EDIT: A working regex (take the second group):
(^|[ ,\t\n]+)([0-9\\.]+)($|[ ,\t\n]+)
Original post:
I’m new to Haskell, trying to use Text.Regex (from regex-compat) to extract float values from a string. I want my regex to match any series of numbers and periods that is buffered by at least one separator character to the left and the right. This is what I wrote:
regex = "[^ \t\n,]+([0-9\\.])+[$ \t\n,]+"

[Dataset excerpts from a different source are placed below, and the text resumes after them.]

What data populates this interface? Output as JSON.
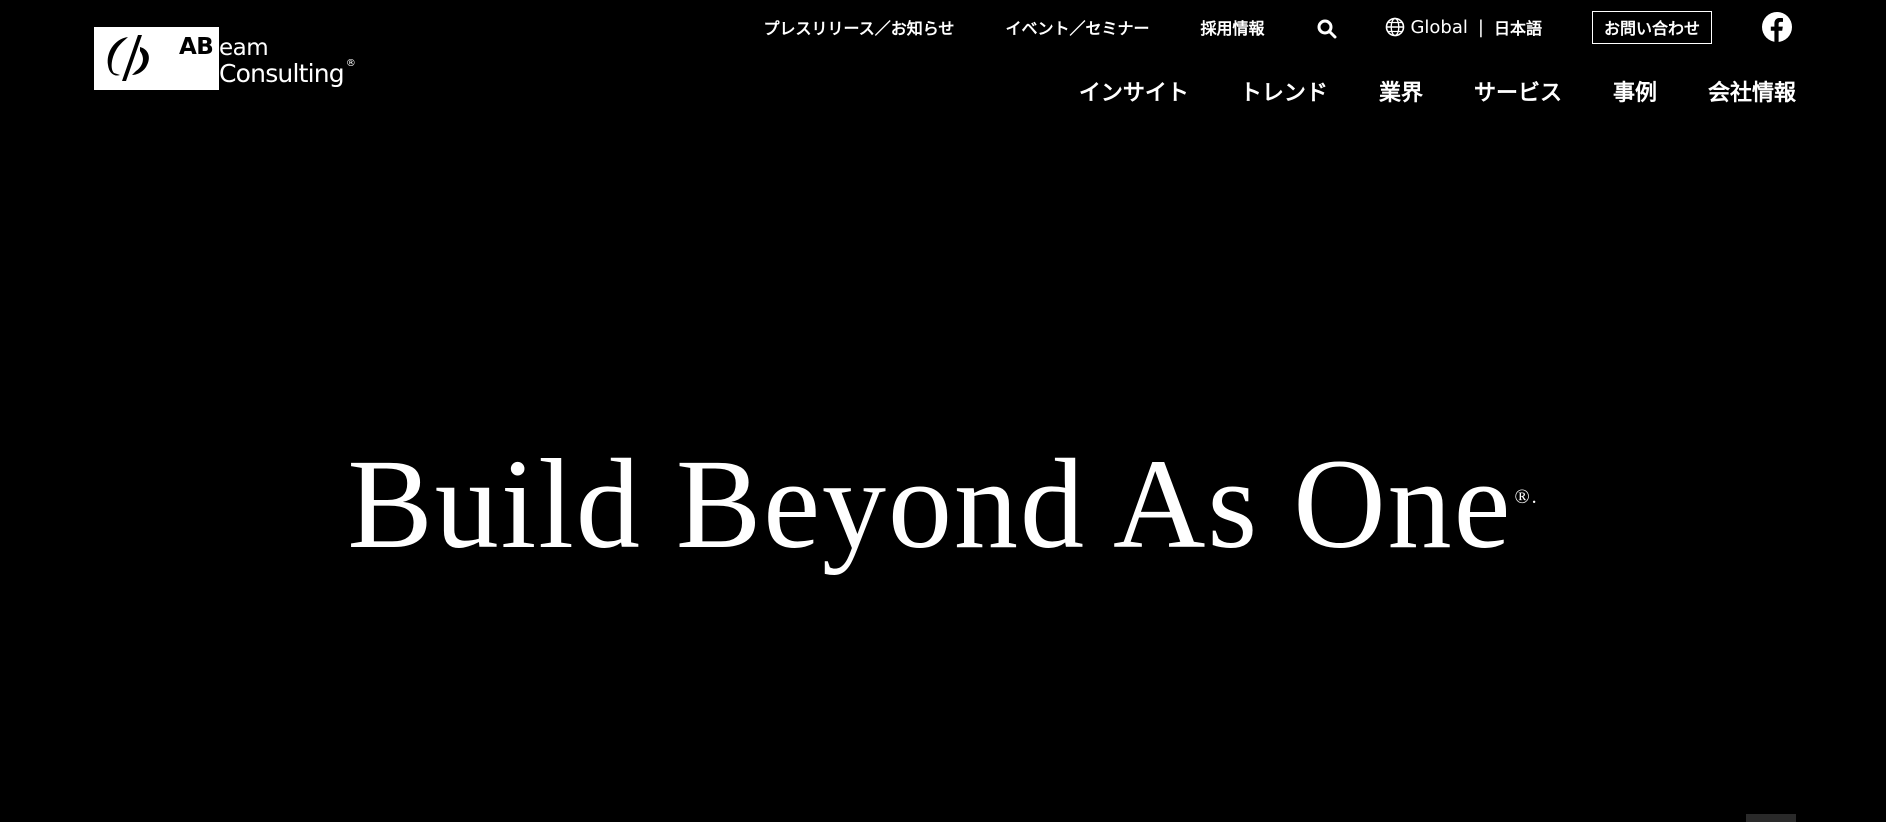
{
  "header": {
    "logo": {
      "ab": "AB",
      "eam": "eam",
      "consulting": "Consulting",
      "registered": "®"
    },
    "utility_nav": {
      "press": "プレスリリース／お知らせ",
      "events": "イベント／セミナー",
      "careers": "採用情報",
      "search_icon": "search-icon",
      "language": {
        "global": "Global",
        "separator": "|",
        "current": "日本語"
      },
      "contact": "お問い合わせ",
      "social_icon": "facebook-icon"
    },
    "main_nav": [
      {
        "label": "インサイト"
      },
      {
        "label": "トレンド"
      },
      {
        "label": "業界"
      },
      {
        "label": "サービス"
      },
      {
        "label": "事例"
      },
      {
        "label": "会社情報"
      }
    ]
  },
  "hero": {
    "tagline": "Build Beyond As One",
    "mark": "®."
  },
  "colors": {
    "background": "#000000",
    "text": "#ffffff"
  }
}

EDIT: I originally thought this worked properly in Scala, but I now believe I simply got lucky with my test strings. This does not work in Haskell. An example:
matchRegexAll (mkRegex regex) " 12.34 "
yields
Just (" ","12.34 ","",["4"])
when it seems to me it should yield
Just (""," 12.34 ","",["12.34"])
Another example:
matchRegexAll (mkRegex regex) "12.34"
yields
Nothing
when it I think it should yield
Just ("","12.34","",["12.34"])
I’m guessing the parser treats “^” and “$” differently that does the Scala parser, but that’s all I’ve got.
Inside a character class like
[^ \t\n,], normal regex metacharacters (such as^and$) lose their special meaning; they match themselves instead.1 Something like(^|[ \t\n,])should do what you want.I’m surprised your regex works in Scala; I’ve never seen a regex implementation that doesn’t behave in this manner.
1 Although as FlopCoder points out,
^at the start of a character class actually negates it.